The young man breathed a sigh of relief as he finally sighted his quarry of the past four days. The old man was sitting on the park bench enjoying the sun and feeding the ducks.
‘Hello fella,’ the young man said as he sat down on the bench. ‘You said that you’d be able to tell me about the old days? About 2006? About the blankets?’
The old man tore off another piece of bread and threw it in the pond and watched a small crowd of ducks hungrily fight over it. ‘Sure, if you want to hear about that sort of stuff.’
The young man started a mini-recorder and placed it on the bench between them while the old man continued to talk.
‘It was back in o-six, about the middle of February, and if you believe the reports it was the first winter of the “big freeze”. I remember the years that followed, OAPs dropping dead in the road, cats frozen stiff in the streets…Happy days.’
Before continuing the old man took a swig from a bottle of something, probably illegal, which he’d concealed in a brown paper bag.
‘As you know I was working in London for the ambulance service, it was a pretty good job, but back then the health service was run and funded by the government. So a lot of things went wrong.’
The young man interrupted, ‘That was when Blair the Deceiver was in power? Just before the Party started to dissolve parliament?’
The old man looked sullen. ‘That’s right, bad days, very bad days.’
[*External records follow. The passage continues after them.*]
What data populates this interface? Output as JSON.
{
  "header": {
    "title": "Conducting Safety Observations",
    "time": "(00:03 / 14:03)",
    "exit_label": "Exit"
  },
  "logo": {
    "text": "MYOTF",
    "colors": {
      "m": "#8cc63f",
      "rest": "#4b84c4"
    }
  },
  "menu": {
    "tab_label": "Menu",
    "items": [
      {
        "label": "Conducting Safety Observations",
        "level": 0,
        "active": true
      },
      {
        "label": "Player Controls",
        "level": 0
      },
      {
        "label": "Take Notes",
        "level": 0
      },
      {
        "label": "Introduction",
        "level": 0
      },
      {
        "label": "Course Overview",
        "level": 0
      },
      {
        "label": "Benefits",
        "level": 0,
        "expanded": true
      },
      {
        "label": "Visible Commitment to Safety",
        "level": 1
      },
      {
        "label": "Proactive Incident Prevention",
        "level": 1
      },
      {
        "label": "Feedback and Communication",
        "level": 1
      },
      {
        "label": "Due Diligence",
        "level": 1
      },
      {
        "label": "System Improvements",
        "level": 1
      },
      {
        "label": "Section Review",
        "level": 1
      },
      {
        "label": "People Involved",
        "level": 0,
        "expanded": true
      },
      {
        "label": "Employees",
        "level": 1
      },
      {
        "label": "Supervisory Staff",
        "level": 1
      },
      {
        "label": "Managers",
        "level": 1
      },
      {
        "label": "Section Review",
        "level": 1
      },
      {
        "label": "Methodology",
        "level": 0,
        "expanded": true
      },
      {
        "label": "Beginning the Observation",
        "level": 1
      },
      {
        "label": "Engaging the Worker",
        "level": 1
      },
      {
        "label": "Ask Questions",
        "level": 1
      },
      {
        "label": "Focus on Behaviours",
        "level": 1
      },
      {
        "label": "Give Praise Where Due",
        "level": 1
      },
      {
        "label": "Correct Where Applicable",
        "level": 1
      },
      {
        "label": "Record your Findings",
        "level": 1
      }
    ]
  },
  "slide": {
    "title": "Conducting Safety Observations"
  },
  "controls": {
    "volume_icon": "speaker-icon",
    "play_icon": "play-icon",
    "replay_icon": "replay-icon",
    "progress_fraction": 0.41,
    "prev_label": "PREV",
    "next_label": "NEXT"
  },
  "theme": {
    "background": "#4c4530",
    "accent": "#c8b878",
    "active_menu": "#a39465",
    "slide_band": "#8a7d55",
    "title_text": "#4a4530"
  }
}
Sensing that the old man was about to enter a fit of depression, the young man decided to prompt him, ‘But about the blankets…?’
‘Yes,’ replied the old man, eyes suddenly snapping into focus, ‘we used to say back then that the only equipment we really needed was a chair and a blanket, but on that day there were no blankets to be found. We searched the stores, we even tried ransacking disused ambulances in case they had some—but there were none to be found.’
‘What did you do?’ asked the young man.
‘Well, we got onto our Control—they tried to contact someone in management, but no one seemed to be around. So Control spoke to their overseers—the people who had the job to look after these emergencies. They were no help.’
‘Was the management ever any good?’ the young man asked.
The old man was quiet for a moment before continuing, ‘In this case it turned out that there were no blankets at our central stores. Normally the blankets would be stored there before being delivered to individual stations by a tender driver. But the warehouse that washed and packed the blankets hadn’t delivered any to the stores.’
‘With no blankets, how could you help patients?’
‘Well, after talking with Control they suggested that we “liberate” some blankets from the hospitals in the area—so some of us went on stealth missions. We’d take in a drunk and while the nurses’ backs were turned your crewmate would sneak out with an armful of blankets.’
The old man threw another chunk of bread to the anxiously waiting ducks. ‘We didn’t call it stealing. Besides, the hospitals had more than enough.